Lima Barreto, por quê me encara?

Do lado direito da mesa um livro sobre o escritor Lima Barreto descansa de forma horizontal. Na capa, sua face ilustrada com tons terrosos, com tons de canela, com tons de azeitona. Possui cabelos labirínticos, olhos borocoxôs e pálpebras vexadas. Esse rosto tristonho, mas, amotinado: interroga-me. Como se tivesse um ralador engasgado na garganta e suas palavras não passassem do mais puro sangue misturado com parati. A pintura empalhada em uma capa, em um livro pousado na mesa de um casebre, em um bairro pobre no interior do Paraná, enquanto toca rap no celular, em pleno período pandêmico, convida-me a descamar-me, migrar-me, exilar-me, despossuir-me. É a leitura e literatura como alteridade radical, paradoxalmente, produzindo um reconhecimento comum. 

Para esse Ogum encarnado que alçava voos nos escombros da modernidade republicana; conjurando corpos febris, corpos dilatados por cassetetes policiais, corpos espremidos na ponta dos coturnos, corpos marcados pelo olhar colonizador, corpos vitimados pelas pandemias da época e obrigados violentamente a serem vacinados para protegerem a saúde dos ricos, corpos que constituem a Bruzundanga e constantemente são despejados. Mas, o nosso representante das quebradas da primeira República, possuía um meio para trabalhar a tristeza e, a partir dela, a feitura da sua resistência, ou seja: o meio literário. Mais especificamente, a literatura militante, como batizara com a tinta da caneta enquanto exercia sua função de amanuense. Para quem odiava o futebol, a literatura era o seu esporte de combate.

Enquanto ouço rap e leio as linhas do Lima, muitas frases se completam e expressam sentido. Em meio as suas linhas que pareceram forjadas por giletes e em meio às músicas do Criolo, Racionais Mc’s, Emicida e Eduardo Taddeo. Os corpos cantados são semelhantes. Os corpos que sofrem violência policial, que são marcados, que não tem acesso digno à saúde, são descritos de forma comum.

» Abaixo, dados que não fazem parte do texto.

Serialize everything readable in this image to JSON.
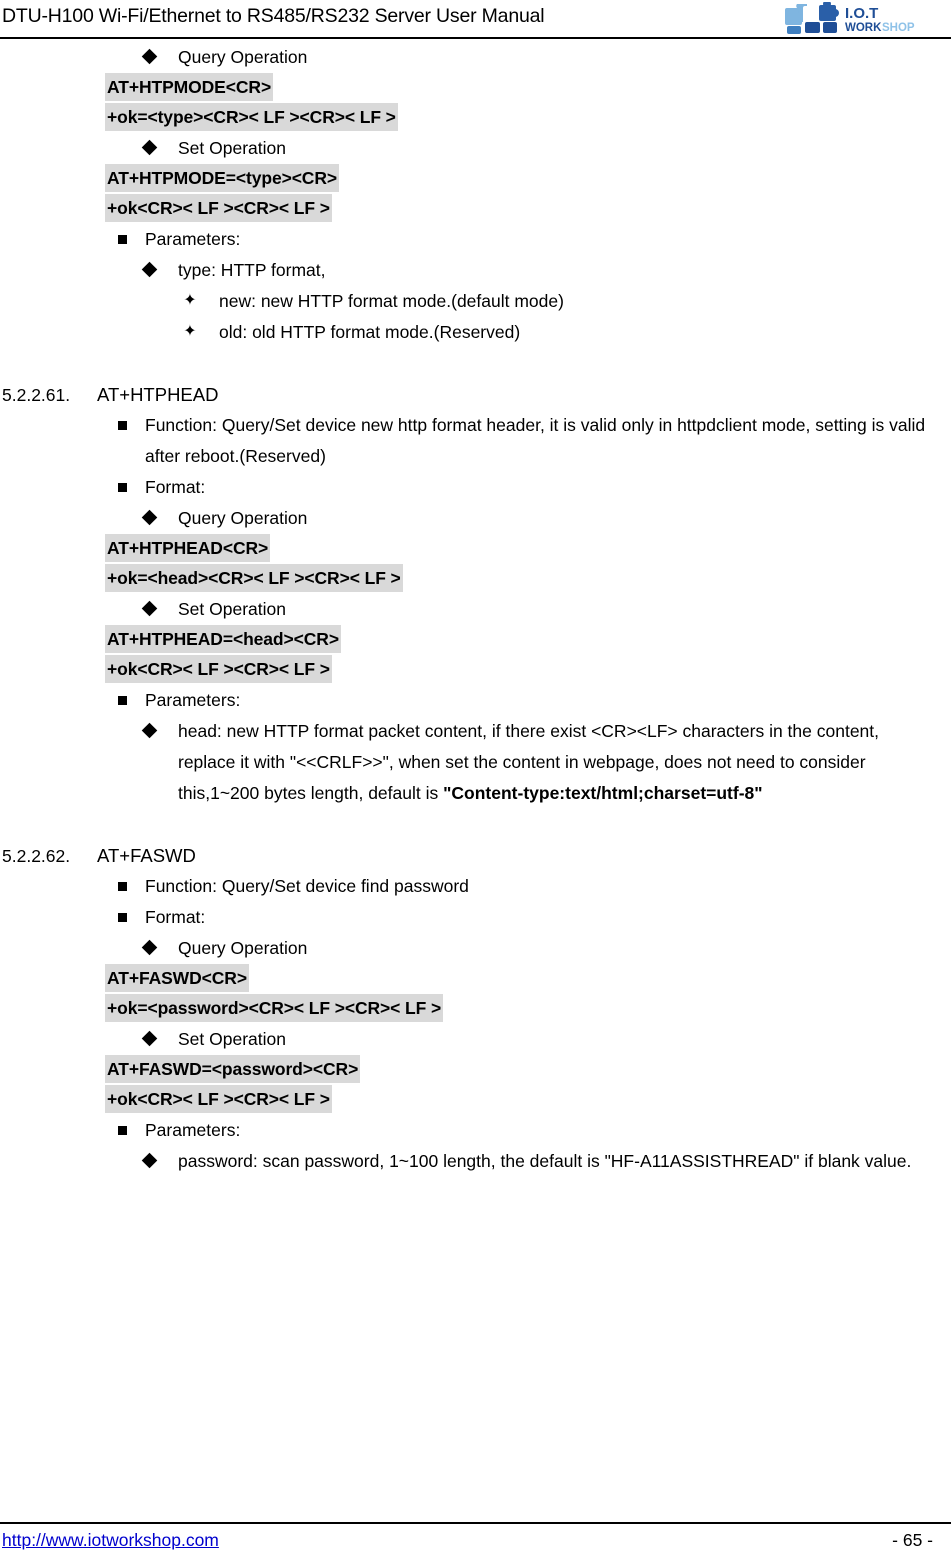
{
  "header": {
    "title": "DTU-H100  Wi-Fi/Ethernet to RS485/RS232  Server User Manual",
    "logo_primary": "I.O.T",
    "logo_secondary_dark": "WORK",
    "logo_secondary_light": "SHOP",
    "logo_colors": {
      "light_blue": "#7fb5e0",
      "mid_blue": "#4a90c8",
      "dark_blue": "#1f4e96"
    }
  },
  "footer": {
    "url": "http://www.iotworkshop.com",
    "page_number": "- 65 -"
  },
  "body": {
    "htpmode_tail": {
      "query_label": "Query Operation",
      "query_cmd": "AT+HTPMODE<CR>",
      "query_resp": "+ok=<type><CR>< LF ><CR>< LF >",
      "set_label": "Set Operation",
      "set_cmd": "AT+HTPMODE=<type><CR>",
      "set_resp": "+ok<CR>< LF ><CR>< LF >",
      "parameters_label": "Parameters:",
      "param_type": "type: HTTP format,",
      "opt_new": "new: new HTTP format mode.(default mode)",
      "opt_old": "old: old HTTP format mode.(Reserved)"
    },
    "htphead": {
      "section_number": "5.2.2.61.",
      "section_title": "AT+HTPHEAD",
      "function": "Function: Query/Set device new http format header, it is valid only in httpdclient mode, setting is valid after reboot.(Reserved)",
      "format_label": "Format:",
      "query_label": "Query Operation",
      "query_cmd": "AT+HTPHEAD<CR>",
      "query_resp": "+ok=<head><CR>< LF ><CR>< LF >",
      "set_label": "Set Operation",
      "set_cmd": "AT+HTPHEAD=<head><CR>",
      "set_resp": "+ok<CR>< LF ><CR>< LF >",
      "parameters_label": "Parameters:",
      "param_head_text": "head: new HTTP format packet content, if there exist <CR><LF> characters in the content, replace it with \"<<CRLF>>\", when set the content in webpage, does not need to consider this,1~200 bytes length, default is ",
      "param_head_bold": "\"Content-type:text/html;charset=utf-8\""
    },
    "faswd": {
      "section_number": "5.2.2.62.",
      "section_title": "AT+FASWD",
      "function": "Function: Query/Set device find password",
      "format_label": "Format:",
      "query_label": "Query Operation",
      "query_cmd": "AT+FASWD<CR>",
      "query_resp": "+ok=<password><CR>< LF ><CR>< LF >",
      "set_label": "Set Operation",
      "set_cmd": "AT+FASWD=<password><CR>",
      "set_resp": "+ok<CR>< LF ><CR>< LF >",
      "parameters_label": "Parameters:",
      "param_password": "password: scan password, 1~100 length, the default is \"HF-A11ASSISTHREAD\" if blank value."
    }
  },
  "icons": {
    "bullet_square": "filled-square-bullet",
    "bullet_diamond": "filled-diamond-bullet",
    "bullet_hollow_diamond": "hollow-diamond-bullet"
  }
}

Trago a leitura, como o Lima tragara sua aguardente nalgum bar suburbano do Rio de Janeiro com seus companheiros de boêmia até esquecerem quem são. As mortes, as calamidades, os assassinatos, os desempregados, entristece-me e não posso fazer nada. Mas, de qualquer modo, parafraseando o escritor Marcelino Freire; “escrevo para me vingar”.

Juliano Lima Schualtz, 21 anos, acadêmico do curso licenciatura em História da Universidade Estadual de Ponta Grossa (UEPG).